As Chujo-san stood up, I caught a glimpse of the small twin girls as they turned to look at me and my comrades. Somehow, despite what had just happened to them, they were smiling. And before my stunned eyes, they raised their hands to wave goodbye before slipping back into the safety of the foliage.
Upon their departure, a silence fell upon the clearing where we all stood. The natives had also disappeared into the forest, leaving us in peace. It was clear that they’d never intended to harm us, only to intimidate us. And I certainly couldn’t blame them. We were the invaders here. And we’d obviously crossed a line.

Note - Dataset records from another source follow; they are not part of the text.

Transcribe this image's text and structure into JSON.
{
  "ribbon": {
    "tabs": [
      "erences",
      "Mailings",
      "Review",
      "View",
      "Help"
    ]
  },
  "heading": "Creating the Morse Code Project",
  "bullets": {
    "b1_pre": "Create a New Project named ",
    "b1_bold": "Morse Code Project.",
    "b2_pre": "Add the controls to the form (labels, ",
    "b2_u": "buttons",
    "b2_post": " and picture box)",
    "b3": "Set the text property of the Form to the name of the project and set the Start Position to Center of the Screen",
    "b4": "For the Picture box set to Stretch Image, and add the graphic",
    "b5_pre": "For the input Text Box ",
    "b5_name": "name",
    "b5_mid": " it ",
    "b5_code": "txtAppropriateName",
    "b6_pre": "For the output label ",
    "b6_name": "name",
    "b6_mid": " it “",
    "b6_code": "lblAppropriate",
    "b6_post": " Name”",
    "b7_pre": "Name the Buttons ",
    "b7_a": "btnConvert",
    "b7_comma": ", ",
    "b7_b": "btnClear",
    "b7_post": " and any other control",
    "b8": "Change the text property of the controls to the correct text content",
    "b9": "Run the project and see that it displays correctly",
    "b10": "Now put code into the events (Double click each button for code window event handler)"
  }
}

But something else was at play, something that once again sent thoughts of peace and journalistic neglect through my mind. The natives had backed away, and had not sought to hurt any of the team. The girls had smiled, even waved at us. They’d understood. They’d known that we were on their side, that we wanted no harm to come to them or their island.
It was more than understanding that had transpired between us. It was trust. Despite what Nelson had done to them, despite what humanity itself had done to them and their island, they had trusted us. They had trusted Chujo-san. They had trusted me.
And it was in that exact moment that I knew what I had to do. What we all had to do.
As the exploratory team began to depart for the shore, I turned to Dr. Chujo and Dr. Harada and spoke these words: “You know, this may just be a romantic notion, but wouldn’t it be better to just leave this island alone?” Those words went against every journalistic instinct I’d ever known, but in the moment, none of that mattered. All that mattered was keeping the peace that the Shobijin had trusted us to keep. All that mattered was allowing this tiny, magical spot on the map to simply exist, free from worry, death, and the destruction of modern man. And to my relief, both Harada-san and Chujo-san felt the same way.
In fact, nearly every member of the expedition came to agree with my way of thinking. As we departed Infant Island for the final time, there was a sort of unspoken vow between us all. A vow to keep the secrets of this island to ourselves, to do our part to keep the peace.
Unfortunately, this was not to be. The very fact that you’re currently reading this report is proof that, despite our best efforts, we failed. Today, the whole world knows of Infant Island. The whole world knows of the Shobijin fairies. And the whole world knows of the giant beast that came forth from the island to save the fairies
Why does the world know? Because while most of our expedition realized the importance and significance of keeping the island and its inhabitants a secret, there was one man among us – one fly in the proverbial ointment – who saw the entire situation as nothing but a means to a greedy end. And much like Infant Island, the Shobijin, and Mothra, the world now knows his name all too well.